Editorial Nº 32. Junio / 2019
Sobre la muerte se ha escrito mucho y lo han escrito los vivos. Junto al amor o la felicidad, no puede faltar en una recopilación de citas. Se la trata con solemnidad o con fingida desenvoltura, pero es imposible despojarla de ese aire que la convierte en el hecho más trascendental de la vida. Desde el epitafio de Groucho, “perdone que no me levante”, hasta el “aquí reposa, no hizo otra cosa”, el humor intenta mitigar ese carácter trágico e irreversible. La muerte desconcierta. Alguien dijo: “tremendo, se está muriendo gente que no se había muerto nunca”.
José Ramón Ayllón, en su obra “Filosofía mínima”, recuerda a un amigo ahogado un verano en una playa de Galicia. Era Don Jesús López Acosta, también profesor de Peñalba. A él y a la muerte les dedicó la primera clase de Filosofía del siguiente curso. Dice que la muerte “constituye la mayor provocación para la inteligencia, pues es el supremo escándalo de la vida”; y dice que nos deja pensativos y nos vuelve pensadores, al plantear las preguntas fundamentales sobre el sentido de la existencia. Con Platón afirma que la filosofía es una meditación sobre la muerte.
“El máximo enigma de la vida humana es la muerte” (Gaudium et spes, Concilio Vaticano II). La sociedad moderna, que no tiene respuesta a tan dramático interrogante, opta por ocultarlo. Ya no se oye en los campanarios el toque de difuntos, cadencioso y extrañamente poético. Los camposantos están lejos… y no recorre nuestras calles la presurosa figura del viático. Como el avestruz, la modernidad esconde la cabeza bajo los bienes efímeros de la tierra, y cuando se asoma y ve que se acaban, concluye con Sartre que “el hombre es una pasión inútil”.
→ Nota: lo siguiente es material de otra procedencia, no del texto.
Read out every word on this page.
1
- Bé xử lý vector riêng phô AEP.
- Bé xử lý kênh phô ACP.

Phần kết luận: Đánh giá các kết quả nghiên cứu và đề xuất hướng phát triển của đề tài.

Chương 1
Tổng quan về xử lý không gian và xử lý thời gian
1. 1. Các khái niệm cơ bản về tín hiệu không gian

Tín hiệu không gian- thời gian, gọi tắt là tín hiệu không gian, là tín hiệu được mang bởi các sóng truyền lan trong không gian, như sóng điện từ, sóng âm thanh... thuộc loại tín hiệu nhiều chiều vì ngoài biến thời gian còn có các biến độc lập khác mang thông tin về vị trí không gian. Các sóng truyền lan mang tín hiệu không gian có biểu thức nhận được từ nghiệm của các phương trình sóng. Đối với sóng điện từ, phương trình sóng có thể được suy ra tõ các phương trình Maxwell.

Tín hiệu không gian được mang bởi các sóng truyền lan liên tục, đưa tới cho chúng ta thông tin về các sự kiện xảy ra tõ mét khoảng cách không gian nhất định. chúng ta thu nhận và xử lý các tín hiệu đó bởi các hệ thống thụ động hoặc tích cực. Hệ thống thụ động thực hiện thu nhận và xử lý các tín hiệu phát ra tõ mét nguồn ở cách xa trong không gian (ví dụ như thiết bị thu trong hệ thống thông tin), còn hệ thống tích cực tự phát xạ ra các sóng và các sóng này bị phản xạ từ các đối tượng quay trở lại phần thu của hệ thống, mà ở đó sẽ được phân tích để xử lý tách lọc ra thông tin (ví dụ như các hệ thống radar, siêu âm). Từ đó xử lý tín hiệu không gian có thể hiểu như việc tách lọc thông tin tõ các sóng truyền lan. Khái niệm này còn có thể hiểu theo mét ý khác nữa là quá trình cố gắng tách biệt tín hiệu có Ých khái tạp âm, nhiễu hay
Nosotros somos unos privilegiados. Con la beca de Peñalba nos regalan una brújula y un mapa. La brújula señala el norte de la vida que, como la estrella polar, está en el cielo. El mapa conduce a un Tesoro, escrito así, con letra versal, porque como dijo San Josemaría, morir es: “Vivir con mayúscula”. Para siempre.
No son sólo palabras bonitas. Es una convicción honda, que nos ayuda a valorar y a aprovechar mejor cada minuto del presente. Y a afrontar con serenidad la muerte. Por eso recordamos a los antiguos alumnos fallecidos. Y cuando la muerte visita la casa de uno de los nuestros, le arropamos todos con la oración y el cariño. No debemos presumir de esta consoladora certeza, porque es un don que se nos da; pero estamos llamados a compartir con los demás nuestra alegría y nuestra esperanza.